In Nepal, for instance, she and her team have been studying the relationship between mahouts and their elephants. She wanted to know the mahouts’ thoughts about recent changes to elephant care, such as stopping elephant rides and instead having visitors walk alongside the animals, and rather than chaining, letting them move freely around corrals and interact with each other.

“The responses from the mahouts to this were very nuanced. They liked that elephants could move around. However, they were also concerned about the elephants spending a lot more time with other elephants because that meant they might not listen to the mahout as much and maybe there would be a risk to safety if the elephant isn’t as responsive,” she said.
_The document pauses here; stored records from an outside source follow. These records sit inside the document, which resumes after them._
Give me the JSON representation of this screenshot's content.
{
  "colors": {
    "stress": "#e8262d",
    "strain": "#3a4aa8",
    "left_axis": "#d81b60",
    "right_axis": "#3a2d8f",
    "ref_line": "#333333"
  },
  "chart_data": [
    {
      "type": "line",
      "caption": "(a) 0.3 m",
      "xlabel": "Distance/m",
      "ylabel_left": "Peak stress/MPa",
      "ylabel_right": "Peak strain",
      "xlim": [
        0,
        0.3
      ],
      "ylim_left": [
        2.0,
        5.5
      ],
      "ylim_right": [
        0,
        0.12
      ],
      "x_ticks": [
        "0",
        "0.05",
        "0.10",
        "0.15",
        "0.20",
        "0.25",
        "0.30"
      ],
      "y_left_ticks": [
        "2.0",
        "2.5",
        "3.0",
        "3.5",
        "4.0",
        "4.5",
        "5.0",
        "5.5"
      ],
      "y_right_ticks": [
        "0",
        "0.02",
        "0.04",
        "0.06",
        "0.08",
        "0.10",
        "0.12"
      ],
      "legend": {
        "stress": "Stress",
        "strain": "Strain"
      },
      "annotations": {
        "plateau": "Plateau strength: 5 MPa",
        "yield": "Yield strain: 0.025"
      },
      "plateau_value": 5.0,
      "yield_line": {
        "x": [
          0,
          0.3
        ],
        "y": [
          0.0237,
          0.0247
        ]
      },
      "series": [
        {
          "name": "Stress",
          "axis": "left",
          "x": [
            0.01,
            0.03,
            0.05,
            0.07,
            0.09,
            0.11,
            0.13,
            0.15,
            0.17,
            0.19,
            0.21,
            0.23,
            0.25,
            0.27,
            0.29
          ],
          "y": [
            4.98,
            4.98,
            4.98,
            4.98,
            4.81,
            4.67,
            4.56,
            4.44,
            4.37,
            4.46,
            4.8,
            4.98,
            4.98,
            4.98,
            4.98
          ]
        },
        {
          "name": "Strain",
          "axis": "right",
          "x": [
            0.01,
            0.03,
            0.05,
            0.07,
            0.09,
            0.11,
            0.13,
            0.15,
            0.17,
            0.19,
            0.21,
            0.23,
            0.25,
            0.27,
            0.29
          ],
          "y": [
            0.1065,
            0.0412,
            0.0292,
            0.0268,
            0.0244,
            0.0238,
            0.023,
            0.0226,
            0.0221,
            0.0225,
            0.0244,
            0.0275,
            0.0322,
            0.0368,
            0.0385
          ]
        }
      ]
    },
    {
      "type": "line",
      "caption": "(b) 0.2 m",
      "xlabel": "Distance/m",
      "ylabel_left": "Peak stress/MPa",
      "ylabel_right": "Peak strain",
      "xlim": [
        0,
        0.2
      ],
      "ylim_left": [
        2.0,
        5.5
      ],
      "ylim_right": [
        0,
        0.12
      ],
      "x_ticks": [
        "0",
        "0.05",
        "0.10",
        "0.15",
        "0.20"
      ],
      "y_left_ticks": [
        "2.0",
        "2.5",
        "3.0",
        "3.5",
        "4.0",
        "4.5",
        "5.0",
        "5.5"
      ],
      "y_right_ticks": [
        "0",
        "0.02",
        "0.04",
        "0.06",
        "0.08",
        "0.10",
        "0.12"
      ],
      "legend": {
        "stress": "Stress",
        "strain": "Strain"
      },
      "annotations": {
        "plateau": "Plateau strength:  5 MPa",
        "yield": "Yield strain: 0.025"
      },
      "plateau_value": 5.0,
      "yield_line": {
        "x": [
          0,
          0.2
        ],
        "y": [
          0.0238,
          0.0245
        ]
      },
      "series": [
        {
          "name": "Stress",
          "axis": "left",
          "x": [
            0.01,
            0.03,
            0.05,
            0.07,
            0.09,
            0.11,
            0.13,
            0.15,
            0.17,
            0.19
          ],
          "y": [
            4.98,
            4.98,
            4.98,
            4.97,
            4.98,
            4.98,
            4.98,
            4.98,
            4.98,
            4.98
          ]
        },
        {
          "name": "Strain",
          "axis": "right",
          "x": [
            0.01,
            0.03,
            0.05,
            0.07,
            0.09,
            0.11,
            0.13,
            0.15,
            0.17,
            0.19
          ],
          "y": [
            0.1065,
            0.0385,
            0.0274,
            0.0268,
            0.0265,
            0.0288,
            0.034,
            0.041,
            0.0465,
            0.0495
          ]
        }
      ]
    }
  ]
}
Apart from elephants, Dr Mumby’s team are looking at Hong Kong’s wild boar population, for which there are increasing anecdotal reports of sightings and interactions with humans. Part of the research is analysing media reports to find who is speaking, in what language, and what they say, among other factors. Another study is investigating the impact on boars’ diet and behaviour when people leave out food for them. The team have also just started studying human-buffalo interactions on Lantau Island.

Interviewing mahouts in Nepal

Interviewing mahouts in Nepal.
(Courtesy of Matthias Egeler)

Buffalos on Lantau Island

Dr Mumby’s team have also started studying human-buffalo interactions on Lantau Island.

Conservation ‘a necessity’

But her greatest passion remains the elephant and how to protect this vulnerable animal. “Some of my experiences have been beautifully exciting, like having a baby elephant named after me in Myanmar. Some have been just tragic – elephants hit by trains, the poaching crisis, and the impact that has on researchers and rangers. In my book I’m trying to say, what do we do next? What could we be funding more? Is there hope?”

There are already a lot of organisations and researchers on the ground tracking and trying to protect the elephant and she would like to see more stable, long-term support for them. “One of my biggest concerns about conservation is that we’ve made it a luxury. People do it from philanthropy rather than as a necessity, and it can seem like whim as to what gets funded. But it shouldn’t just be charity. It’s essential to our future because it’s essential to the functioning of ecosystems.”

Dr Mumby also recognises the flip side to this: conservationists tend to demonise people as the problem. “Every conservation textbook I read is essentially about how everything was perfect until humans messed it up. As an academic community, we’ve internalised this narrative. We have to frame people as the solution as well. Of course, people are going to do things that damage the environment in order to live, but we still have to see them as the solution.

“I don’t have any illusions that I can make miracles happen, but I still have a bit of wild hope,” she added.

Elephants: Birth, Life and Death in the World of the Giants was released by HarperCollins in May 2020. A paperback version titled The Secret Lives of Elephants was out this spring.

Cover of The Secret Lives of Elephants: Birth, Death and Family in the World of the Giants

The Secret Lives of Elephants: Birth, Death and Family in the World of the Giants
Author: Hannah Mumby
Publisher: HarperCollins
Year of Publication: 2021

Every conservation textbook I read is essentially about how everything was perfect until humans messed it up. As an academic community, we’ve internalised this narrative. We have to frame people as the solution as well.